Die neu bestellten Kochbücher zum Thema alte Gemüsesorten wiederentdecken sind eingetroffen.

Zum einen habe ich „Alte Gemüsesorten – neu gekocht: Topinambur, Petersilienwurzeln, Steckrüben, Haferwurzeln, Spaghettikürbis, Rote Beete, Schwarzwurzel“ von Keda Black und Akiko Ida bestellt, das sich wie der Name schon sagt, wirklich hauptsächlich mit dem Thema „alte Gemüsesorten“ beschäftigt. Das zweite Kochbuch nennt sich „Biokisten Kochbuch – Gemüsegenuss für alle Jahreszeiten“ von Cornelia Schinharl, hat aber auch einige Rezepte mit „alten Sorten“ zu bieten.

Beide Bücher sind reich bebildert, besonders „Alte Gemüsesorten neu gekocht“ beinhaltet extrem hochwertige Bilder und verfügt zudem über eine schöne, kurze Warenkunde. Das „Biokisten Kochbuch“ punktet zusätzlich mit einem Saisonkalender für heimische Gemüsesorten. In beiden Büchern sind Rezepte mit Fleisch beinhaltet, jedoch auch sehr viele vegetarische Rezepte im Angebot. Rhein optisch gefallen uns die Bücher beide schon einmal sehr gut.

Jetzt haben wir wieder die Qual der Wahl. Was kochen wir zuerst? Was probieren wir aus, was eher nicht?

Ich bin schon sehr gespannt, ob ich Topinambur doch noch was abgewinnen kann oder ob es einfach nichts für mich ist. Im Ragout nach Jamie Oliver war die Knolle nämlich eher unscheinbar und geschmacklich recht fade unterwegs. Aber wer weiß, vielleicht lag es auch an der Frische und Art der Knolle? Da gibt es ja wohl auch unterschiedliche Sorten. Wir werden sehen.

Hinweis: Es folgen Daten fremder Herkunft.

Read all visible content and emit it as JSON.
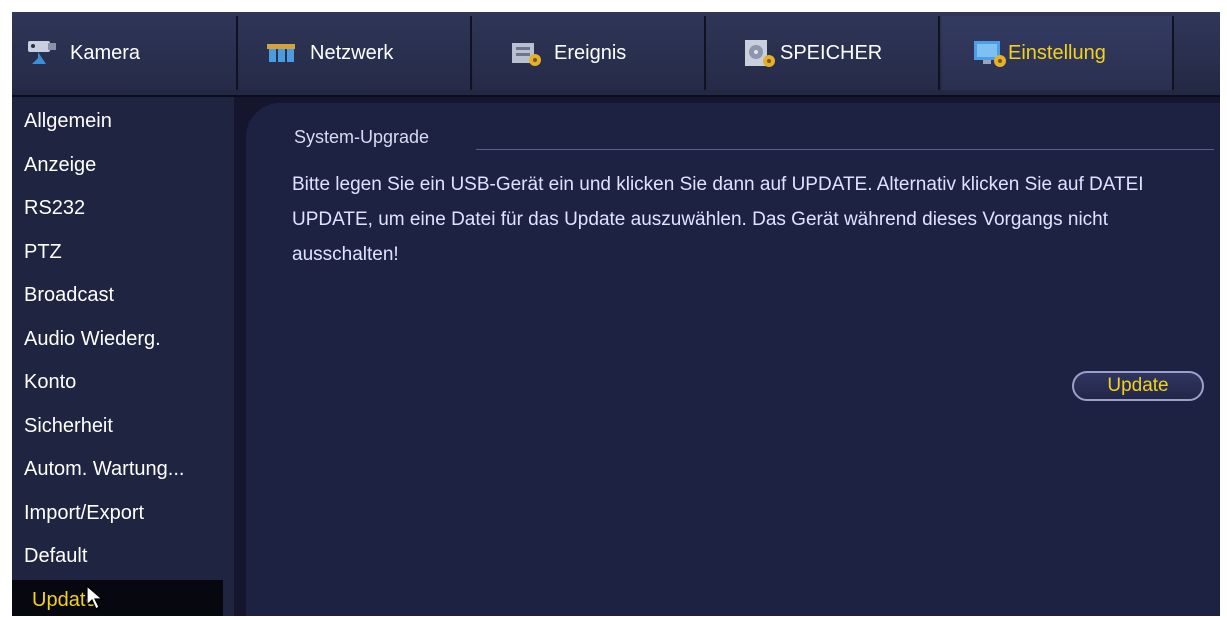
{
  "tabs": [
    {
      "label": "Kamera",
      "icon": "camera-icon",
      "active": false
    },
    {
      "label": "Netzwerk",
      "icon": "network-icon",
      "active": false
    },
    {
      "label": "Ereignis",
      "icon": "event-icon",
      "active": false
    },
    {
      "label": "SPEICHER",
      "icon": "storage-icon",
      "active": false
    },
    {
      "label": "Einstellung",
      "icon": "settings-icon",
      "active": true
    }
  ],
  "sidebar": {
    "items": [
      {
        "label": "Allgemein"
      },
      {
        "label": "Anzeige"
      },
      {
        "label": "RS232"
      },
      {
        "label": "PTZ"
      },
      {
        "label": "Broadcast"
      },
      {
        "label": "Audio Wiederg."
      },
      {
        "label": "Konto"
      },
      {
        "label": "Sicherheit"
      },
      {
        "label": "Autom. Wartung..."
      },
      {
        "label": "Import/Export"
      },
      {
        "label": "Default"
      },
      {
        "label": "Update",
        "active": true
      }
    ]
  },
  "main": {
    "section_title": "System-Upgrade",
    "description": "Bitte legen Sie ein USB-Gerät ein und klicken Sie dann auf UPDATE. Alternativ klicken Sie auf DATEI UPDATE, um eine Datei für das Update auszuwählen. Das Gerät während dieses Vorgangs nicht ausschalten!",
    "update_button": "Update"
  },
  "colors": {
    "accent_text": "#f2d21b",
    "panel_bg": "#1d2142",
    "sidebar_bg": "#1f2440",
    "frame_bg": "#15162e"
  }
}
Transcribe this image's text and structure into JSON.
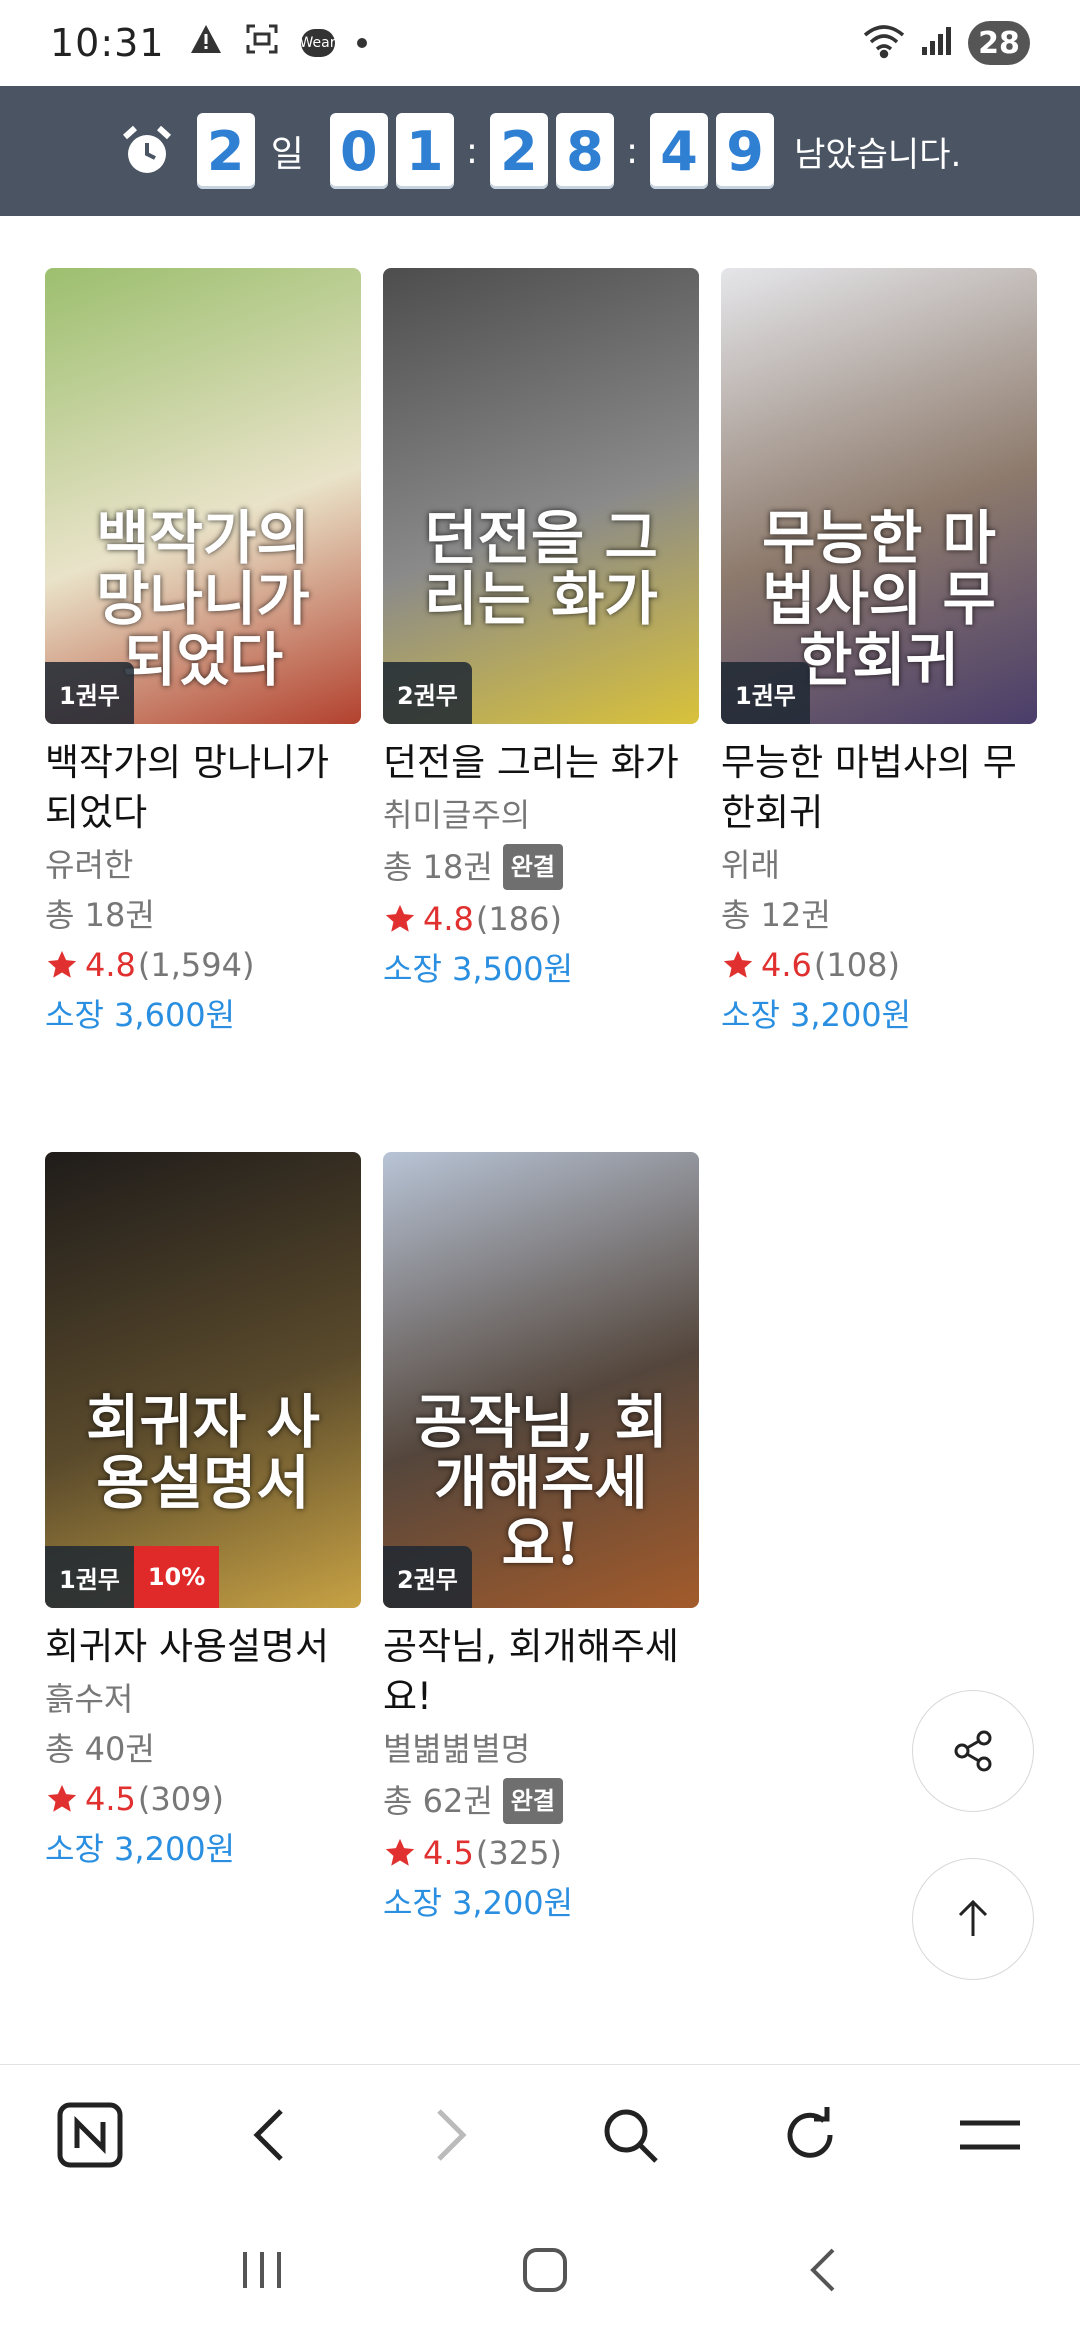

6 Gedanken zu „Neue Kochbücher zu alten Gemüsesorten

  1. Ich glaube, mir gefällt das Biokisten-Kochbuch schon einmal deutlich besser. Es hat vielleicht nicht so bombastisch toll fotografierte Bilder, wie „Alte Gemüsesorten“, aber ich mag gar nicht, wenn da Dinge wie Fois Gras verwendet werden. Eins der „Lebensmittel“, die meines Erachtens wegen totalet Tierquälerei verboten gehören.